The initializer is executed one time only, when the for loop begins. After the initializer executes, the Boolean expression is evaluated. The Boolean expression must evaluate to true for the statement(s) to be executed. Once the statement(s) have executed, the modifier executes and then the Boolean expression is evaluated again. The statement(s) continue to be executed until the Boolean expression evaluates to false, after which control transfers to the statement following the for loop. The following example illustrates how to implement a for loop:

int n = siteName.Length-2;
int j, k;
string save;

for (k=n-1; k >= 0; k--)
{
 j = k + 1;
 save = siteName[k];
 siteName[n+1] = save;

 while ( String.Compare(save, siteName[j]) > 0 )
 {
  siteName[j-1] = siteName[j];
  j++;
 }
 siteName[j-1] = save;
}

The insertion sort in this code shows how a for loop is used in a realistic scenario. Often, for loops begin at 0 and are incremented until a predetermined number of iterations have passed. This particular example starts at the end of the array and moves backward, decrementing each step. When k reaches 0, the loop ends.

For C++ Programmers

In Standard C++, for loop initializer declarations define a new scope for a variable with the same name in its enclosing block. In C#, this would be flagged as an error because a variable in the for loop initializer is not allowed to hide a variable with the same name in an enclosing block.

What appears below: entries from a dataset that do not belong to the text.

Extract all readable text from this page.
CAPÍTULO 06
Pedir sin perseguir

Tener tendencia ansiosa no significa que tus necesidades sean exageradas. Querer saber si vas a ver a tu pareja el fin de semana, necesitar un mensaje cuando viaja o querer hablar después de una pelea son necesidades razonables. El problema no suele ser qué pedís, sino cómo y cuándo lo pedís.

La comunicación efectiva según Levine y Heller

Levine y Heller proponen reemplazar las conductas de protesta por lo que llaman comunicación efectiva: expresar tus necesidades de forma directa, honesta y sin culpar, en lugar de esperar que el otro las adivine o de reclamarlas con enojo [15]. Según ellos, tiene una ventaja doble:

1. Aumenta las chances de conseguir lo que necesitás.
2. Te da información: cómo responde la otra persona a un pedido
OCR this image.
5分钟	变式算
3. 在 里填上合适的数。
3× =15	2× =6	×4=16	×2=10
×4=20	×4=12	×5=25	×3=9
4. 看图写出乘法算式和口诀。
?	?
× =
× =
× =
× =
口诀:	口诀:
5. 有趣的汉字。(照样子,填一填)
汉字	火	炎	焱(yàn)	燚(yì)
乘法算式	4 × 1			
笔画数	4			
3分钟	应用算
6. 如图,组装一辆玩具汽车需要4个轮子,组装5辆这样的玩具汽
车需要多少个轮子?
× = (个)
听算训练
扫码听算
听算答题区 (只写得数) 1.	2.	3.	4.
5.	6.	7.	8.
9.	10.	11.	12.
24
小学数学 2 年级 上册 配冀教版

When programming in C#, there is a full set of libraries from which to choose premade functions. The Boolean condition of the while loop shows the String.Compare() method. In this particular instance, the program checks to see if save is greater than siteName[j]. If so, the Boolean result is true.

foreach Loops

The foreach loop is excellent for iterating through collections. Here's its syntax:

  foreach (type identifier in collection)
  [{]
    statement(s)
  [}]

The type can be any C# or user-defined type. the identifier is the variable name that you want to use. The collection could be any C# collection object or array.

For C++ and Java Programmers

C++ and Java do not have a foreach loop.

Upon entering the foreach loop, the identifier variable is set with an item from the collection. Then the statement(s) are executed and control transfers back to get another item from the collection. When all items in the collection have been extracted, control transfers to the statement following the foreach loop.

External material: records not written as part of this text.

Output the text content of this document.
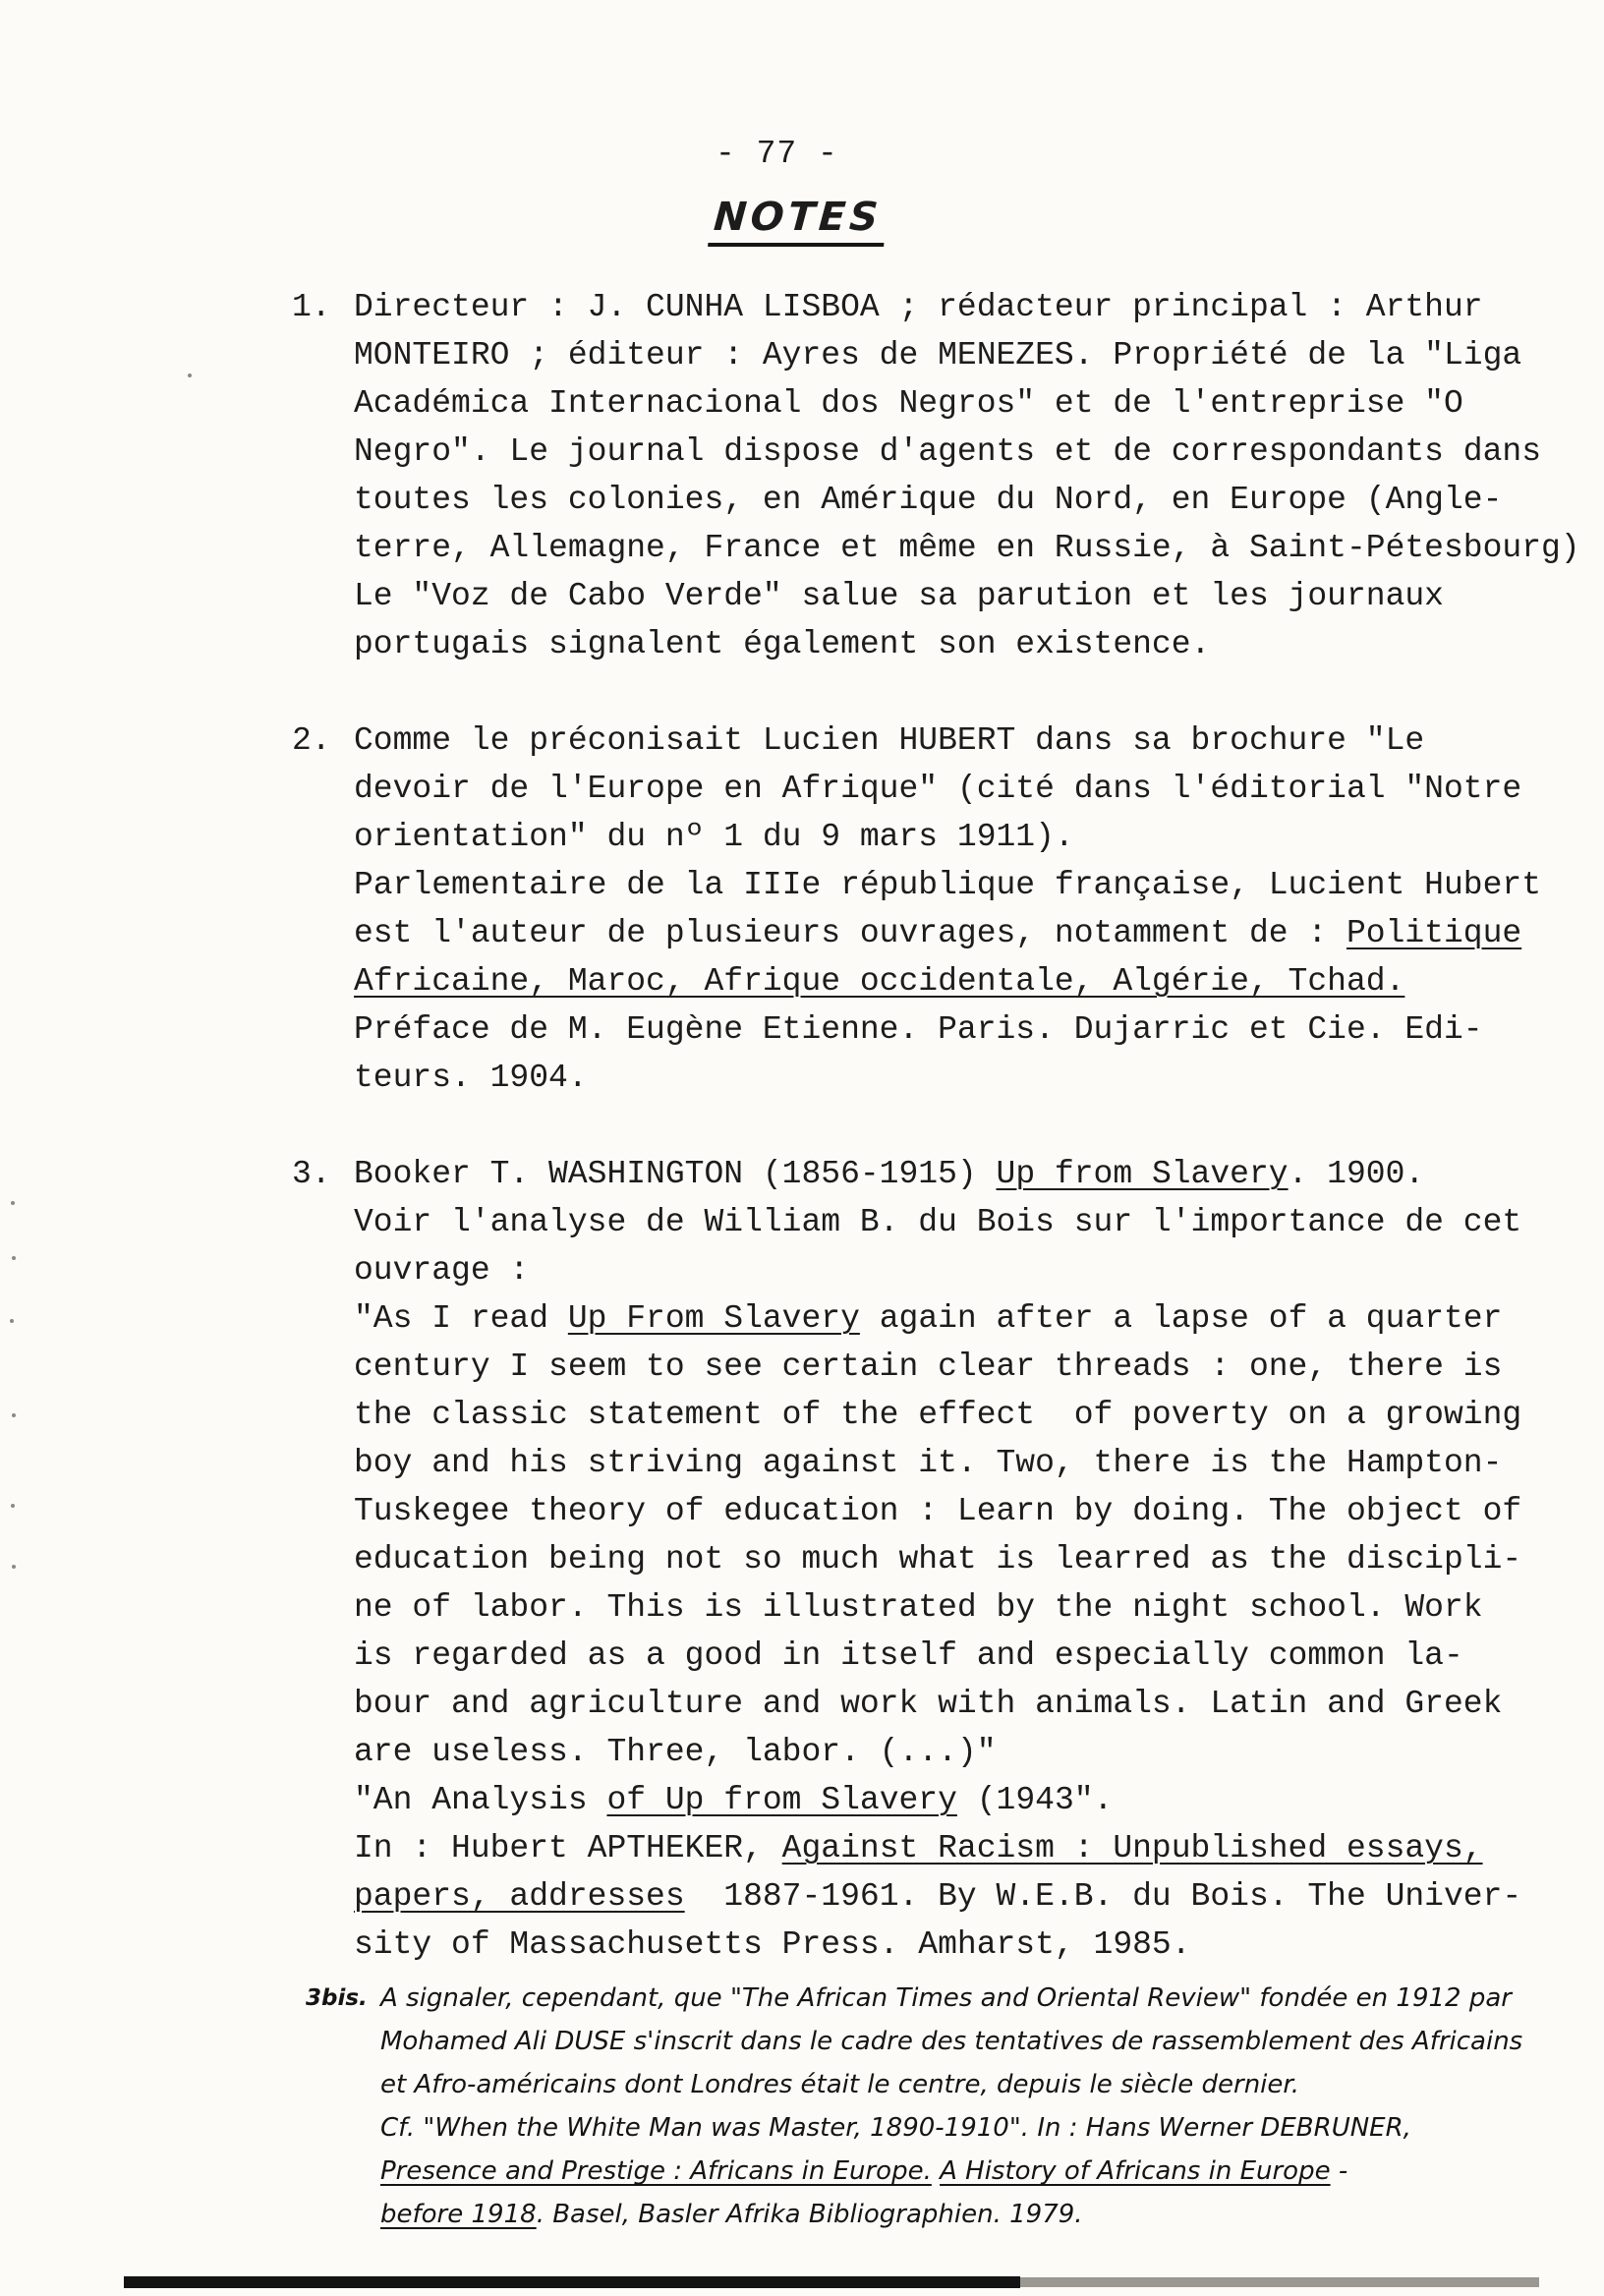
- 77 -
NOTES
1. Directeur : J. CUNHA LISBOA ; rédacteur principal : Arthur
MONTEIRO ; éditeur : Ayres de MENEZES. Propriété de la "Liga
Académica Internacional dos Negros" et de l'entreprise "O
Negro". Le journal dispose d'agents et de correspondants dans
toutes les colonies, en Amérique du Nord, en Europe (Angle-
terre, Allemagne, France et même en Russie, à Saint-Pétesbourg)
Le "Voz de Cabo Verde" salue sa parution et les journaux
portugais signalent également son existence.
2. Comme le préconisait Lucien HUBERT dans sa brochure "Le
devoir de l'Europe en Afrique" (cité dans l'éditorial "Notre
orientation" du nº 1 du 9 mars 1911).
Parlementaire de la IIIe république française, Lucient Hubert
est l'auteur de plusieurs ouvrages, notamment de : Politique
Africaine, Maroc, Afrique occidentale, Algérie, Tchad.
Préface de M. Eugène Etienne. Paris. Dujarric et Cie. Edi-
teurs. 1904.
3. Booker T. WASHINGTON (1856-1915) Up from Slavery. 1900.
Voir l'analyse de William B. du Bois sur l'importance de cet
ouvrage :
"As I read Up From Slavery again after a lapse of a quarter
century I seem to see certain clear threads : one, there is
the classic statement of the effect  of poverty on a growing
boy and his striving against it. Two, there is the Hampton-
Tuskegee theory of education : Learn by doing. The object of
education being not so much what is learred as the discipli-
ne of labor. This is illustrated by the night school. Work
is regarded as a good in itself and especially common la-
bour and agriculture and work with animals. Latin and Greek
are useless. Three, labor. (...)"
"An Analysis of Up from Slavery (1943".
In : Hubert APTHEKER, Against Racism : Unpublished essays,
papers, addresses  1887-1961. By W.E.B. du Bois. The Univer-
sity of Massachusetts Press. Amharst, 1985.
3bis. A signaler, cependant, que "The African Times and Oriental Review" fondée en 1912 par
Mohamed Ali DUSE s'inscrit dans le cadre des tentatives de rassemblement des Africains
et Afro-américains dont Londres était le centre, depuis le siècle dernier.
Cf. "When the White Man was Master, 1890-1910". In : Hans Werner DEBRUNER,
Presence and Prestige : Africans in Europe. A History of Africans in Europe -
before 1918. Basel, Basler Afrika Bibliographien. 1979.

Here's an example that iterates through the siteName array, printing each entry to the console.

foreach(string site in siteName)
{
 Console.WriteLine("\t{0}", site);
}

Had this been done with another loop, the program would have taken more effort. Then there's always the possibility of corrupting a counter. The foreach loop is a clean and simple way to iterate through an array.

The foreach loop was specially designed to work with collections. There are several collections in the System libraries, and Array is a built-in collection.